To contextualise, about 60% of South Africa’s employed population earn less than R5 000 per month. The 2011 census found that 79.6% of South Africa’s population was African, and African household income averages at R1 876 per month. This economic and racial divide has direct bearing on who can access the internet.
More than just money
The Association for Affordable Internet, a global advocacy body agitating for lower data costs, found that meaningful and productive use of the internet results from a familiarity gained from using at least 1 gigabyte of data monthly. Further, this 1GB needs to be priced at 2% of the average income in order to be affordable.
But, the average wage is R5 000, and Telkom Mobile’s two-year offer of R99 per 1GB is still running, Research ICT Africa points out. It appears that bridging the affordability gap is more than simply a question of pricing.

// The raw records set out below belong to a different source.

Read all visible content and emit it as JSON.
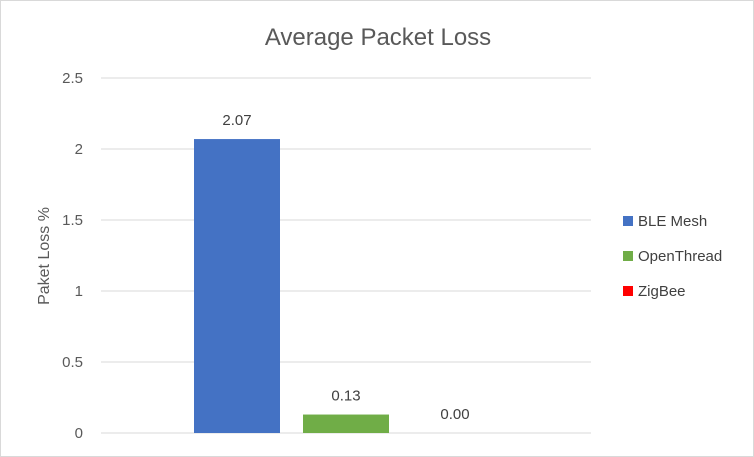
{
  "chart_data": {
    "type": "bar",
    "title": "Average Packet Loss",
    "xlabel": "",
    "ylabel": "Paket Loss %",
    "ylim": [
      0,
      2.5
    ],
    "yticks": [
      0,
      0.5,
      1,
      1.5,
      2,
      2.5
    ],
    "ytick_labels": [
      "0",
      "0.5",
      "1",
      "1.5",
      "2",
      "2.5"
    ],
    "grid": true,
    "legend_position": "right",
    "series": [
      {
        "name": "BLE Mesh",
        "value": 2.07,
        "label": "2.07",
        "color": "#4472C4"
      },
      {
        "name": "OpenThread",
        "value": 0.13,
        "label": "0.13",
        "color": "#70AD47"
      },
      {
        "name": "ZigBee",
        "value": 0.0,
        "label": "0.00",
        "color": "#FF0000"
      }
    ]
  }
}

Poor education synonymous with poor access
Education levels also determine internet access, the report states. Of those with a Grade 12 or post-Grade 12 qualification, 55% and 71.6% have access respectively. For those with less than a Grade 11 and Grade 7, these figures are 40% and 20% in turn.
To put this in context, less than a third of SA has passed Grade 12.
Access improves in the Western Cape
The report puts the much-higher internet penetration experienced in the Western Cape region of 75% down to intensive digital activity in nearby towns like Stellenbosch and Somerset West, as well as a first-mover advantage by starting provincial connectivity initiatives early. This is evidenced by the advanced stage of the provincial fibre roll-out and the research-informed actions of the officials involved. And the work is not over. The partners behind the province’s fibre roll out, the regional government and Liquid Telecoms, have tasked organisations such as the Cape Digital Foundation, to make sure that the 384 free Wi-Fi zones the Western Cape government has created are used, a lot.
The City of Pretoria works with Project Isizwe who has built, operates and manages at least 780 free public Wi-Fi areas in the city. Despite this, the study reveals an internet penetration rate of only 55% in the city.
The state of the digital economy
Goldstuck expects South Africa’s digital economy to be in line with predictions and in 2017 to contribute at least 2.5% of SA’s GDP, "thanks to the massive investment in infrastructure by the MNOs and the explosion of fibre connectivity,” he said.
This works out to R95.45 billion.
To reiterate: the value in the digital economy to meet and contribute to some of SA’s existing challenges is mitigated by pitiful levels of regular access.
But, imagine for a moment, that the knowledge banks of online learning initiatives such as Hello Tutor or GetSmarter were within the grasp of those struggling to complete their schooling, or who wanted to reskill themselves to compete for higher-paying jobs or start a business.
The advantage of internet access for a national economy is found when people are able to transfer, gather and improve large volumes of information. The difference in income between countries that export raw materials, or manufacture goods from those materials is commonly acknowledged and the same principle applies.
Local economic conditions are going from bad to worse. Making the internet more readily available to everyone has never been more urgent.